- Associated Press - Thursday, September 27, 2018

ALAMEDA, Calif. (AP) - The message Jon Gruden delivered when he was introduced at a celebratory news conference announcing his second stint as Oakland Raiders coach has changed.

After promising in January to deliver Oakland fans two of the best years of football he could before the team leaves for Las Vegas in 2020, Gruden is now preaching patience after three straight losses to open the season. Gruden is feeling the heat that comes with a rough start on the field for a coach with a 10-year contract worth a reported $100 million.

“It’s justifiable,” Gruden said. “I have a pretty good idea of what this business is all about. But I’m also realistic. I’m also very optimistic. I’m going to continue to work hard. I think I have as good a coaching staff as there is in football. The results will happen. It might not happen this week. It might not happen this month, next month, but we’re going to get results here and we’re going to get this Oakland Raider football team back on track. We just have to prove it.”

The only thing the Raiders have proven so far in three weeks is that they can stay close even if they can’t win. Oakland has led at halftime in all three games before ending up on the losing side, becoming just the second team in 20 seasons to start 0-3 despite leading every game at the half.

The Raiders haven’t trailed for a single second in the first three quarters all season, falling behind on the final play of the third in the opener against the Rams and then blowing late leads in back-to-back weeks on the road at Denver and Miami. Oakland hosts Cleveland on Sunday.

That inability to finish has only been heightened because of Gruden’s biggest decision yet as coach. He traded away star pass rusher Khalil Mack to Chicago for a package of draft picks after Mack held out in a contract dispute.

That decision only looks worse each week as the Raiders rank last in the league with one takeaway and three sacks, while Mack has four sacks, three forced fumbles, one fumble recovery and an interception return for a touchdown all on his own.

“It’s hard to trade one of your best players. One of the best players on a franchise,” Gruden said. “It’s hard. It’s hard on the players. We didn’t get anything for him that’s going to help us out this year. … We have a lot of guys on the defensive line that are out. We have had to replace basically the entire secondary, some of the linebackers, and we’re in the process of putting the pieces back together.”

When owner Mark Davis lured Gruden out of the broadcast booth, the hope was that better coaching was all it would take to get the Raiders back to the level they were at when they won 12 games in 2016 - their only winning season since 2002, the year after Gruden was traded to Tampa Bay by late owner Al Davis.

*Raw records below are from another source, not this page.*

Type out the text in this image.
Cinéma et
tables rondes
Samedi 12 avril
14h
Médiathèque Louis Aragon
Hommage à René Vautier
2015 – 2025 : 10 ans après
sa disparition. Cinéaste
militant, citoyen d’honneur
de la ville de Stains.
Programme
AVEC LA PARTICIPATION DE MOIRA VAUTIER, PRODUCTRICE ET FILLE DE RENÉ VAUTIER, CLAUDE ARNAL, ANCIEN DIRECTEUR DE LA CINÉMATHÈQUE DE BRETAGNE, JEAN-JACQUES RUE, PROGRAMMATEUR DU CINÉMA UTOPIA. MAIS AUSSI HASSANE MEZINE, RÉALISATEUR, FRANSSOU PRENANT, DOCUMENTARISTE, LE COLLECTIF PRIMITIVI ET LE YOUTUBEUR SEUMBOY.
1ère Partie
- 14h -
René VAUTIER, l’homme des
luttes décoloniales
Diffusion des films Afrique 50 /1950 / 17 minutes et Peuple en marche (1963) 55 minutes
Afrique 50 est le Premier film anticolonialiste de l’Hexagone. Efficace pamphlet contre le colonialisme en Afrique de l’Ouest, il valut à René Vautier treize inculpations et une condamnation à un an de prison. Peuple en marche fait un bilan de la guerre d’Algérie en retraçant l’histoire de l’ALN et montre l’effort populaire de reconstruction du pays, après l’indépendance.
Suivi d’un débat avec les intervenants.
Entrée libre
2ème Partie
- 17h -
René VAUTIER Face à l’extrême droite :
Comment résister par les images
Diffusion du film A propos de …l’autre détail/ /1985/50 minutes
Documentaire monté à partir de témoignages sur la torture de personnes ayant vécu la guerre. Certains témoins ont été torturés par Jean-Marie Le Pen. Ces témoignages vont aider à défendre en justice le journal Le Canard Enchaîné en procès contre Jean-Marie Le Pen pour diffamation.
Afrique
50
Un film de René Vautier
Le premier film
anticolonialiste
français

But Gruden clearly believed the roster wasn’t that close to winning. He spent much of the offseason cutting ties with recent high draft picks made by general manager Reggie McKenzie, and brought in several veterans to fill the holes created by those wasted draft classes he has been quick to bemoan.

The results from those veterans have been mixed, with a few good performances like Jordy Nelson’s big receiving game in Miami but not much impact overall.

The Raiders had been spending the past few years trying to build their team around Mack and quarterback Derek Carr. With Mack traded, Carr is the only pillar remaining and the big step forward the team hoped he’d take under Gruden’s tutelage has yet to materialize.

Carr is completing 76.6 percent of his passes and averaging 312 yards passing per game. But he is also tied for the league high with five interceptions and has failed to lead the offense to more than 20 points in any game.

Carr has been criticized by Gruden for not taking some deep shots to Amari Cooper in the opener, and being overly aggressive on a fourth-quarter interception in the end zone that thwarted a comeback attempt last week in Miami.

“We’re figuring that out together,” Carr said of striking the right balance of aggressiveness and prudence.

All is not hopeless in Oakland as evidenced by the fact the Raiders have actually been in the lead nearly two-thirds of the time this season. Gruden’s offense has some new wrinkles he’s taken from closely watching the rest of the league from his time as a broadcaster.

He has frequently been able to develop schemes that have receivers open downfield, and the Raiders have moved the ball consistently even if it hasn’t led to points. Oakland has the sixth-most yards but the fifth-fewest points this season, a dichotomy that stems from the worst starting field position in the league and some red-zone struggles.

The defense has looked sound most of the time, but has been burned by a handful of big plays that have proved decisive.

Gruden has been around long enough to know that progress means little without results.

“We have to start putting some wins in the column and that’s what Raiders fans want,” Gruden said. “That’s what we want and that’s what we are after.”